I was so wrong. We had to rearrange a bookshelf to accommodate a printer, and Rowling’s books surfaced, and were moved to another, more visible shelf. One evening when C was picking out books for bedtime, he picked up book 1 and asked me to read it to him. Stunned by my child’s interest in a long chapter book, I instantly agreed. We started reading at bedtime, and by the time C was asleep, I was hooked. The next few weeks passed in a whirlwind of exquisite pleasure while I learned to read while doing dishes, while Dave was talking, and stayed up way past my bedtime.
The obsession was strong. I thought about those who had been reading along with the series as it was emerging from the publisher, having to wait years between stories. I could hardly imagine the madness of waiting for the next story in the masterfully told saga. Christmas came and went, and I was still reading. I suffered colds, Dave periodically checked in to find out when he would have his wife back, and the story unfolded. By reading them back to back, I was able to experience full immersion. I would fold down a book corner only to sleep and dream where I had left off. I read right through book 5, and the next day ran out to my local independent bookstore– Book Court, Carroll Gardens, check it out– and bought book 6. I told my mom what was happening and she fedexed me her own copy of book 7. The final Sunday of winter break I sat in my rocking chair, the same one I’d rocked C to sleep in, the same one in which my mom had rocked me to sleep, and interspersed reading and playing with C all day. The sun poured in. The Christmas tree was fragrant, and it was nothing short of glorious.
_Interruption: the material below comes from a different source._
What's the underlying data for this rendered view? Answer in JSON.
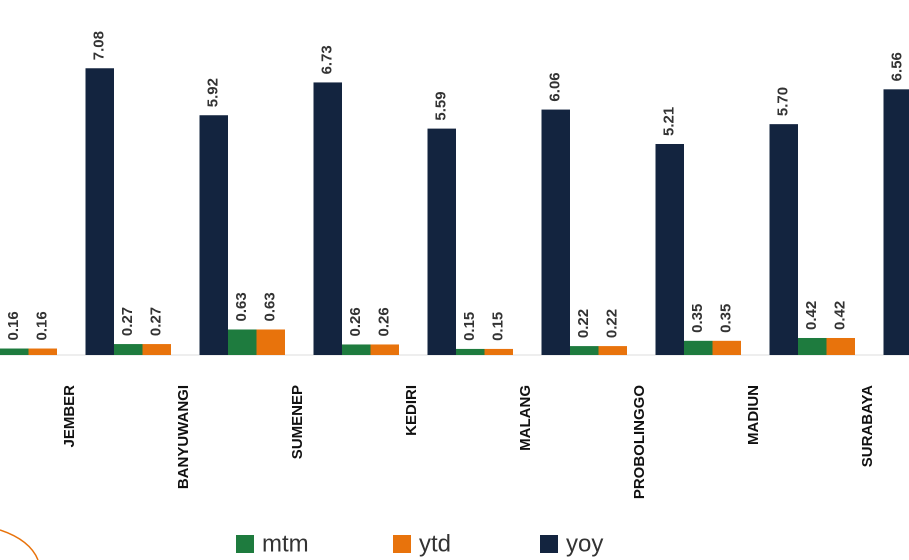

Then it ended. It was over. And because you all read the books at least five years ago, you know how I felt: devastated, alone, isolated. I could hardly believe it. I read all the Rita Skeeter articles about the Quidditch World Cup on pottermore. But still, I was in an abyss. I watched the first two movies. But come on, it’s just not the same. I listened to Lily & James songs, and like some kind of narrative methadone, that helped.
But there’s only one thing that really helped, only one thing that is making an effective antidote. I hesitate to even tell you what it is, lest I jinx it. I’m capable of doing that, of saying too much about an idea to the point where I effectively kill the idea. Anyway I decided to write some fiction. I think it’s even YA. Or it might be. Because I don’t know what adults want. I only know that I want to be immersed in a story that is not dumbed down or thinks it’s smarter than me. A story that is adventurous, and secretive. Hence my new thing, which I hope I finish, which I wouldn’t even embark upon had it not been that I’ve been writing prose consistently for two years, here on this blog.
Thanks for reading everyone. Can’t tell you how much it means to me.